Following the referendum, the issue of information on abortion was dealt with in legislation. The Regulation of Information (Services Outside the State For Termination of Pregnancies) Act 1995 makes it clear that in general, the provision of abortion information is unlawful in Ireland except in very restricted circumstances, and that has remained the position until now.

As members are aware, in December 2009 the European Court of Human Rights heard a case brought by three women in respect of the alleged breach of their rights under the European Convention on Human Rights in regard to abortion in Ireland. This is known as the A, B and C v.Ireland case. All of the applicants were women who unintentionally became pregnant and who travelled to the United Kingdom for abortions. The European Court of Human Rights accepted that Article 40.3.3° of the Irish Constitution, as interpreted by the Supreme Court, provides that it is lawful to terminate a pregnancy in Ireland if it is established as a matter of probability that there is a real and substantial risk to the life, as distinct from the health, of the mother which can only be avoided by a termination of the pregnancy. This has not been altered by that judgment.
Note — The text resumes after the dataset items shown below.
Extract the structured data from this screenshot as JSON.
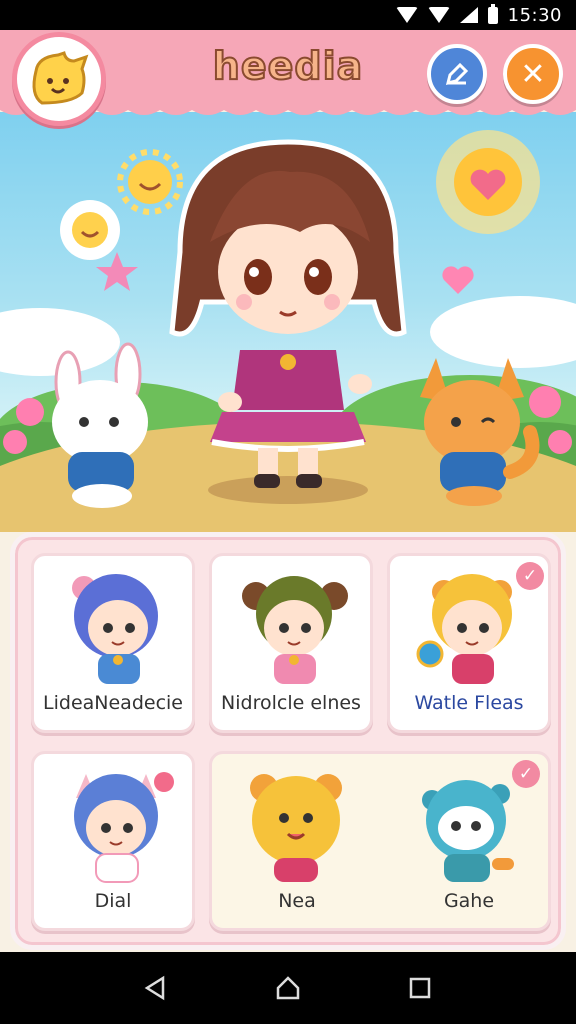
{
  "status_bar": {
    "time": "15:30"
  },
  "header": {
    "title": "heedia",
    "edit_icon": "pencil-icon",
    "close_icon": "close-icon",
    "colors": {
      "bar": "#f6a7b7",
      "edit": "#4f86d8",
      "close": "#f79330"
    }
  },
  "scene": {
    "main_character": "girl-character",
    "companions": [
      "bunny-character",
      "fox-character"
    ],
    "decor": [
      "sun-icon",
      "flower-sun-icon",
      "star-icon",
      "heart-sun-icon",
      "heart-balloon-icon"
    ]
  },
  "characters": [
    {
      "label": "LideaNeadecie",
      "avatar": "blue-hair-girl-avatar",
      "label_color": "default",
      "selected": false
    },
    {
      "label": "Nidrolcle elnes",
      "avatar": "bear-ear-boy-avatar",
      "label_color": "default",
      "selected": false
    },
    {
      "label": "Watle Fleas",
      "avatar": "blonde-bear-girl-avatar",
      "label_color": "blue",
      "selected": true
    },
    {
      "label": "Dial",
      "avatar": "cat-ear-girl-avatar",
      "label_color": "default",
      "selected": false
    },
    {
      "label": "Nea",
      "avatar": "yellow-bear-avatar",
      "label_color": "default",
      "selected": false
    },
    {
      "label": "Gahe",
      "avatar": "teal-creature-avatar",
      "label_color": "default",
      "selected": true
    }
  ],
  "nav": {
    "back": "back-icon",
    "home": "home-icon",
    "recents": "recents-icon"
  }
}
The court found that in the case of Miss A and Ms B there was no violation of their rights and it dismissed their applications. It found that there had been a violation of the applicant's right to privacy and family life contrary to Article 8 of the convention in the case of the third applicant, Ms C. The court held that there was no accessible and effective procedure to enable her to establish whether she qualified for a lawful termination of pregnancy in accordance with Irish law. The court ruled that no criteria or procedures have been laid down in Irish law by which that risk is to be measured or determined, leading to uncertainty, and held that further legal clarity was required.

Following on from this judgment, the Government established an expert group in January 2012 to advise on the way this matter could be properly addressed. The group was made up of experts in the fields of obstetrics, psychiatry, general practice, law, regulation and public policy. It met nine times from January to October and submitted its report to the Minister for Health on 13 November.

I know that some of the Members of the Oireachtas present today have made statements in the Dáil or in the Seanad on the report and I hope that they have had time to peruse it carefully over the Christmas break. I will not revisit the report although I would like to say a few words about one of its chapters, which I believe will be the focus of these hearings.

Chapter 6 illuminates possible avenues for the assessment of the entitlement to lawful termination of pregnancy in Ireland and for the delivery of this medical treatment. It discusses the possible qualifications of the doctors involved in this process, the number of doctors that would be responsible and the locations where the terminations might take place. It also provides a lengthy discussion on a formal framework to review the initial clinical decision, which is one of the main requirements emanating from the judgment.

It is important that I set out the nature of the decision reached by the Government last December.

The Government decided that we will have primary legislation which will confer powers on the Minister to make regulations under a new Act. It also agreed that it will consider the matter further when the Department and the Minister have developed proposals based on policy options set out in the report. It is clear, therefore, that much work remains to be done by the Department on the policy requirements to be put into effect by a new legislative framework. This committee's deliberation will be welcome in the context of the work to be carried out. The Department will engage further with the Oireachtas when heads of a Bill have been developed.

I look forward to hearing the members' deliberations on this matter and to the assistance they will provide in the Department's policy work in this area.